Boone County Commonwealth’s attorneys told a jury that Zachary Gross punched Marilyn Stanley, held her down while his dog attacked her, then scalped her on Sept. 14, 2015. Stanley survived.
According to the Cincinnati Enquirer, prosecutors said that Gross attacked Stanley after seeing a photograph of her and her son on Facebook that had been posted by another man.
The paper reports that prosecutors said Gross told Stanley, “You’re bald now. Who’s going to want you?”
Tom Scheben, a spokesperson for the Boone County Sheriff’s Office, told WKRC soon after the attack that Gross started beating Stanley while they were eating.
“She says she’s about four french fries in and he socks in the face. And then four or five more,” said Scheben.
The assault continued, said Scheben, and “at one point she gets a knife in defense, he says put the knife down or I’m going to sick [sic] the dog on you. She didn’t and that’s where the real injuries came in.”
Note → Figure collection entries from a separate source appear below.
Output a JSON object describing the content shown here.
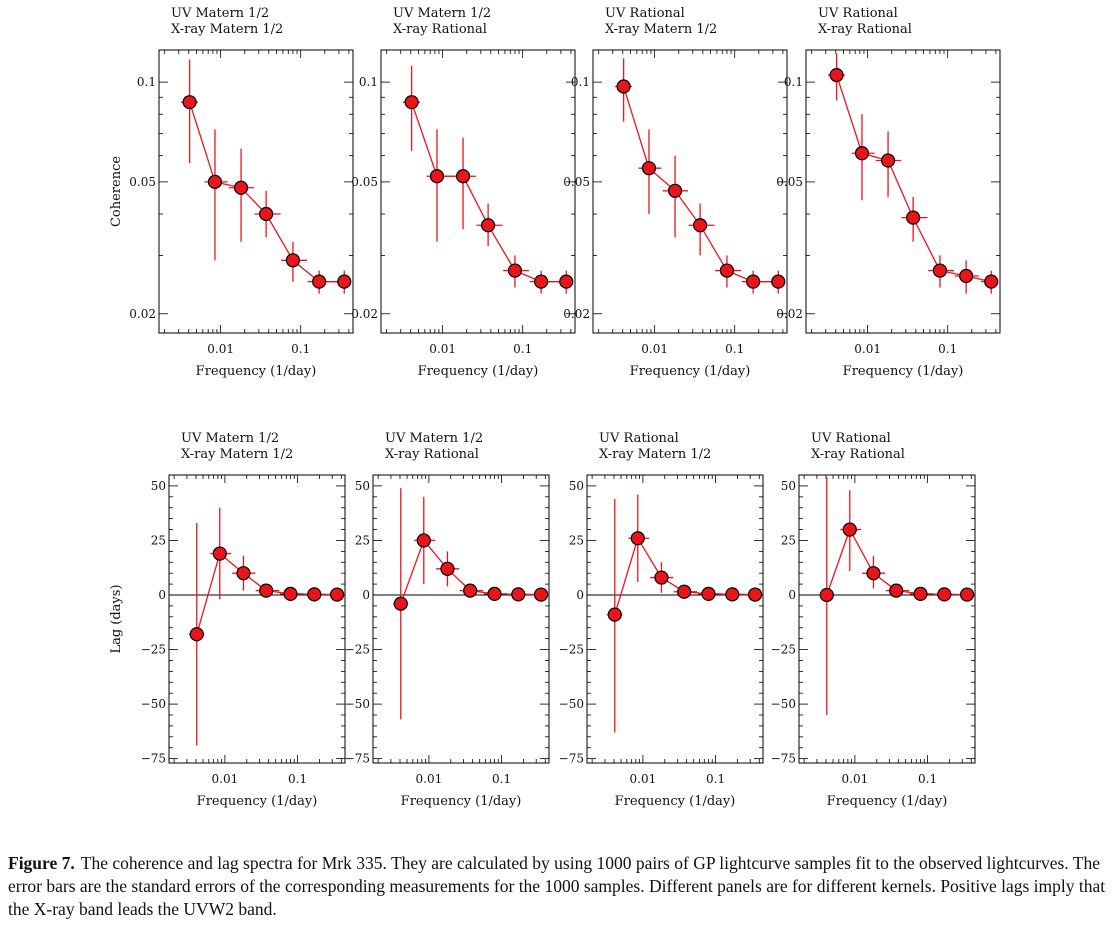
{
  "figure": {
    "markers": {
      "fill": "#e8161c",
      "stroke": "#000000",
      "line": "#e8161c"
    },
    "x_label": "Frequency (1/day)",
    "x_ticks": [
      {
        "value": 0.01,
        "label": "0.01"
      },
      {
        "value": 0.1,
        "label": "0.1"
      }
    ],
    "coherence_ylabel": "Coherence",
    "lag_ylabel": "Lag (days)"
  },
  "chart_data": [
    {
      "type": "scatter",
      "row": "coherence",
      "col": 0,
      "title_lines": [
        "UV Matern 1/2",
        "X-ray Matern 1/2"
      ],
      "ylabel": "Coherence",
      "xlabel": "Frequency (1/day)",
      "xscale": "log",
      "yscale": "log",
      "xlim": [
        0.0017,
        0.45
      ],
      "ylim": [
        0.0175,
        0.125
      ],
      "yticks": [
        {
          "value": 0.1,
          "label": "0.1"
        },
        {
          "value": 0.05,
          "label": "0.05"
        },
        {
          "value": 0.02,
          "label": "0.02"
        }
      ],
      "x": [
        0.0041,
        0.0085,
        0.018,
        0.037,
        0.08,
        0.17,
        0.35
      ],
      "y": [
        0.087,
        0.05,
        0.048,
        0.04,
        0.029,
        0.025,
        0.025
      ],
      "y_low": [
        0.057,
        0.029,
        0.033,
        0.034,
        0.025,
        0.023,
        0.023
      ],
      "y_high": [
        0.117,
        0.072,
        0.063,
        0.047,
        0.033,
        0.027,
        0.027
      ],
      "x_low": [
        0.0032,
        0.0063,
        0.0126,
        0.0265,
        0.057,
        0.122,
        0.26
      ],
      "x_high": [
        0.0052,
        0.0122,
        0.0262,
        0.056,
        0.12,
        0.245,
        0.42
      ]
    },
    {
      "type": "scatter",
      "row": "coherence",
      "col": 1,
      "title_lines": [
        "UV Matern 1/2",
        "X-ray Rational"
      ],
      "xscale": "log",
      "yscale": "log",
      "xlim": [
        0.0017,
        0.45
      ],
      "ylim": [
        0.0175,
        0.125
      ],
      "yticks": [
        {
          "value": 0.1,
          "label": "0.1"
        },
        {
          "value": 0.05,
          "label": "0.05"
        },
        {
          "value": 0.02,
          "label": "0.02"
        }
      ],
      "x": [
        0.0041,
        0.0085,
        0.018,
        0.037,
        0.08,
        0.17,
        0.35
      ],
      "y": [
        0.087,
        0.052,
        0.052,
        0.037,
        0.027,
        0.025,
        0.025
      ],
      "y_low": [
        0.062,
        0.033,
        0.036,
        0.032,
        0.024,
        0.023,
        0.023
      ],
      "y_high": [
        0.112,
        0.072,
        0.068,
        0.043,
        0.03,
        0.027,
        0.027
      ],
      "x_low": [
        0.0032,
        0.0063,
        0.0126,
        0.0265,
        0.057,
        0.122,
        0.26
      ],
      "x_high": [
        0.0052,
        0.0122,
        0.0262,
        0.056,
        0.12,
        0.245,
        0.42
      ]
    },
    {
      "type": "scatter",
      "row": "coherence",
      "col": 2,
      "title_lines": [
        "UV Rational",
        "X-ray Matern 1/2"
      ],
      "xscale": "log",
      "yscale": "log",
      "xlim": [
        0.0017,
        0.45
      ],
      "ylim": [
        0.0175,
        0.125
      ],
      "yticks": [
        {
          "value": 0.1,
          "label": "0.1"
        },
        {
          "value": 0.05,
          "label": "0.05"
        },
        {
          "value": 0.02,
          "label": "0.02"
        }
      ],
      "x": [
        0.0041,
        0.0085,
        0.018,
        0.037,
        0.08,
        0.17,
        0.35
      ],
      "y": [
        0.097,
        0.055,
        0.047,
        0.037,
        0.027,
        0.025,
        0.025
      ],
      "y_low": [
        0.076,
        0.04,
        0.034,
        0.03,
        0.024,
        0.023,
        0.023
      ],
      "y_high": [
        0.118,
        0.072,
        0.06,
        0.043,
        0.03,
        0.027,
        0.027
      ],
      "x_low": [
        0.0032,
        0.0063,
        0.0126,
        0.0265,
        0.057,
        0.122,
        0.26
      ],
      "x_high": [
        0.0052,
        0.0122,
        0.0262,
        0.056,
        0.12,
        0.245,
        0.42
      ]
    },
    {
      "type": "scatter",
      "row": "coherence",
      "col": 3,
      "title_lines": [
        "UV Rational",
        "X-ray Rational"
      ],
      "xscale": "log",
      "yscale": "log",
      "xlim": [
        0.0017,
        0.45
      ],
      "ylim": [
        0.0175,
        0.125
      ],
      "yticks": [
        {
          "value": 0.1,
          "label": "0.1"
        },
        {
          "value": 0.05,
          "label": "0.05"
        },
        {
          "value": 0.02,
          "label": "0.02"
        }
      ],
      "x": [
        0.0041,
        0.0085,
        0.018,
        0.037,
        0.08,
        0.17,
        0.35
      ],
      "y": [
        0.105,
        0.061,
        0.058,
        0.039,
        0.027,
        0.026,
        0.025
      ],
      "y_low": [
        0.088,
        0.044,
        0.045,
        0.033,
        0.024,
        0.023,
        0.023
      ],
      "y_high": [
        0.122,
        0.08,
        0.071,
        0.045,
        0.03,
        0.029,
        0.027
      ],
      "x_low": [
        0.0032,
        0.0063,
        0.0126,
        0.0265,
        0.057,
        0.122,
        0.26
      ],
      "x_high": [
        0.0052,
        0.0122,
        0.0262,
        0.056,
        0.12,
        0.245,
        0.42
      ]
    },
    {
      "type": "scatter",
      "row": "lag",
      "col": 0,
      "title_lines": [
        "UV Matern 1/2",
        "X-ray Matern 1/2"
      ],
      "ylabel": "Lag (days)",
      "xlabel": "Frequency (1/day)",
      "xscale": "log",
      "yscale": "linear",
      "xlim": [
        0.0017,
        0.45
      ],
      "ylim": [
        -77,
        55
      ],
      "yticks": [
        {
          "value": 50,
          "label": "50"
        },
        {
          "value": 25,
          "label": "25"
        },
        {
          "value": 0,
          "label": "0"
        },
        {
          "value": -25,
          "label": "−25"
        },
        {
          "value": -50,
          "label": "−50"
        },
        {
          "value": -75,
          "label": "−75"
        }
      ],
      "x": [
        0.0041,
        0.0085,
        0.018,
        0.037,
        0.08,
        0.17,
        0.35
      ],
      "y": [
        -18,
        19,
        10,
        2,
        0.5,
        0.3,
        0.2
      ],
      "y_low": [
        -69,
        -2,
        2,
        -0.5,
        -0.5,
        -0.5,
        -0.5
      ],
      "y_high": [
        33,
        40,
        18,
        4.5,
        1.5,
        1.0,
        0.8
      ],
      "x_low": [
        0.0032,
        0.0063,
        0.0126,
        0.0265,
        0.057,
        0.122,
        0.26
      ],
      "x_high": [
        0.0052,
        0.0122,
        0.0262,
        0.056,
        0.12,
        0.245,
        0.42
      ]
    },
    {
      "type": "scatter",
      "row": "lag",
      "col": 1,
      "title_lines": [
        "UV Matern 1/2",
        "X-ray Rational"
      ],
      "xscale": "log",
      "yscale": "linear",
      "xlim": [
        0.0017,
        0.45
      ],
      "ylim": [
        -77,
        55
      ],
      "yticks": [
        {
          "value": 50,
          "label": "50"
        },
        {
          "value": 25,
          "label": "25"
        },
        {
          "value": 0,
          "label": "0"
        },
        {
          "value": -25,
          "label": "−25"
        },
        {
          "value": -50,
          "label": "−50"
        },
        {
          "value": -75,
          "label": "−75"
        }
      ],
      "x": [
        0.0041,
        0.0085,
        0.018,
        0.037,
        0.08,
        0.17,
        0.35
      ],
      "y": [
        -4,
        25,
        12,
        2,
        0.5,
        0.3,
        0.2
      ],
      "y_low": [
        -57,
        5,
        4,
        -0.5,
        -0.5,
        -0.5,
        -0.5
      ],
      "y_high": [
        49,
        45,
        20,
        4.5,
        1.5,
        1.0,
        0.8
      ],
      "x_low": [
        0.0032,
        0.0063,
        0.0126,
        0.0265,
        0.057,
        0.122,
        0.26
      ],
      "x_high": [
        0.0052,
        0.0122,
        0.0262,
        0.056,
        0.12,
        0.245,
        0.42
      ]
    },
    {
      "type": "scatter",
      "row": "lag",
      "col": 2,
      "title_lines": [
        "UV Rational",
        "X-ray Matern 1/2"
      ],
      "xscale": "log",
      "yscale": "linear",
      "xlim": [
        0.0017,
        0.45
      ],
      "ylim": [
        -77,
        55
      ],
      "yticks": [
        {
          "value": 50,
          "label": "50"
        },
        {
          "value": 25,
          "label": "25"
        },
        {
          "value": 0,
          "label": "0"
        },
        {
          "value": -25,
          "label": "−25"
        },
        {
          "value": -50,
          "label": "−50"
        },
        {
          "value": -75,
          "label": "−75"
        }
      ],
      "x": [
        0.0041,
        0.0085,
        0.018,
        0.037,
        0.08,
        0.17,
        0.35
      ],
      "y": [
        -9,
        26,
        8,
        1.5,
        0.5,
        0.3,
        0.2
      ],
      "y_low": [
        -63,
        6,
        1,
        -0.5,
        -0.5,
        -0.5,
        -0.5
      ],
      "y_high": [
        44,
        46,
        15,
        3.5,
        1.5,
        1.0,
        0.8
      ],
      "x_low": [
        0.0032,
        0.0063,
        0.0126,
        0.0265,
        0.057,
        0.122,
        0.26
      ],
      "x_high": [
        0.0052,
        0.0122,
        0.0262,
        0.056,
        0.12,
        0.245,
        0.42
      ]
    },
    {
      "type": "scatter",
      "row": "lag",
      "col": 3,
      "title_lines": [
        "UV Rational",
        "X-ray Rational"
      ],
      "xscale": "log",
      "yscale": "linear",
      "xlim": [
        0.0017,
        0.45
      ],
      "ylim": [
        -77,
        55
      ],
      "yticks": [
        {
          "value": 50,
          "label": "50"
        },
        {
          "value": 25,
          "label": "25"
        },
        {
          "value": 0,
          "label": "0"
        },
        {
          "value": -25,
          "label": "−25"
        },
        {
          "value": -50,
          "label": "−50"
        },
        {
          "value": -75,
          "label": "−75"
        }
      ],
      "x": [
        0.0041,
        0.0085,
        0.018,
        0.037,
        0.08,
        0.17,
        0.35
      ],
      "y": [
        0,
        30,
        10,
        2,
        0.5,
        0.3,
        0.2
      ],
      "y_low": [
        -55,
        11,
        3,
        -0.5,
        -0.5,
        -0.5,
        -0.5
      ],
      "y_high": [
        54,
        48,
        18,
        4.5,
        1.5,
        1.0,
        0.8
      ],
      "x_low": [
        0.0032,
        0.0063,
        0.0126,
        0.0265,
        0.057,
        0.122,
        0.26
      ],
      "x_high": [
        0.0052,
        0.0122,
        0.0262,
        0.056,
        0.12,
        0.245,
        0.42
      ]
    }
  ],
  "caption": {
    "label": "Figure 7.",
    "text": "The coherence and lag spectra for Mrk 335. They are calculated by using 1000 pairs of GP lightcurve samples fit to the observed lightcurves. The error bars are the standard errors of the corresponding measurements for the 1000 samples. Different panels are for different kernels. Positive lags imply that the X-ray band leads the UVW2 band."
  }
}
WKRC reports that according to investigators, Gross used the knife to detach 70 percent of Stanley’s scalp and used his dog to rip off her ear.
“When he’s finished he praises the dog for the work he did. Then makes her stand in front of mirror to make her look at herself now,” said Scheben.
After the attack, Marilyn was reportedly dropped off in the neighborhood near her mother’s house. At that point she was able to get help and contact police.
On Thursday, Gross reportedly pleaded with the jury for the minimum sentence of 10 years.
“I feel horrible for what happened. I feel that the verdict was wrong. I’m sorry for what happened,” said Gross.
Meanwhile, Assistant Commonwealth’s Attorney Leanne Beck told the jury the maximum sentence fits the crime.
“Twenty years is what’s appropriate for de-scalping a human alive. Twenty years is what’s appropriate for making another human being fear their safety, their livelihood and discarding them on the street like a piece of trash,” said Beck.
The jury recommended 20 years for Gross. He’ll have a chance at parole after 17 years.
The judge will decide his sentence at a hearing in March 2017.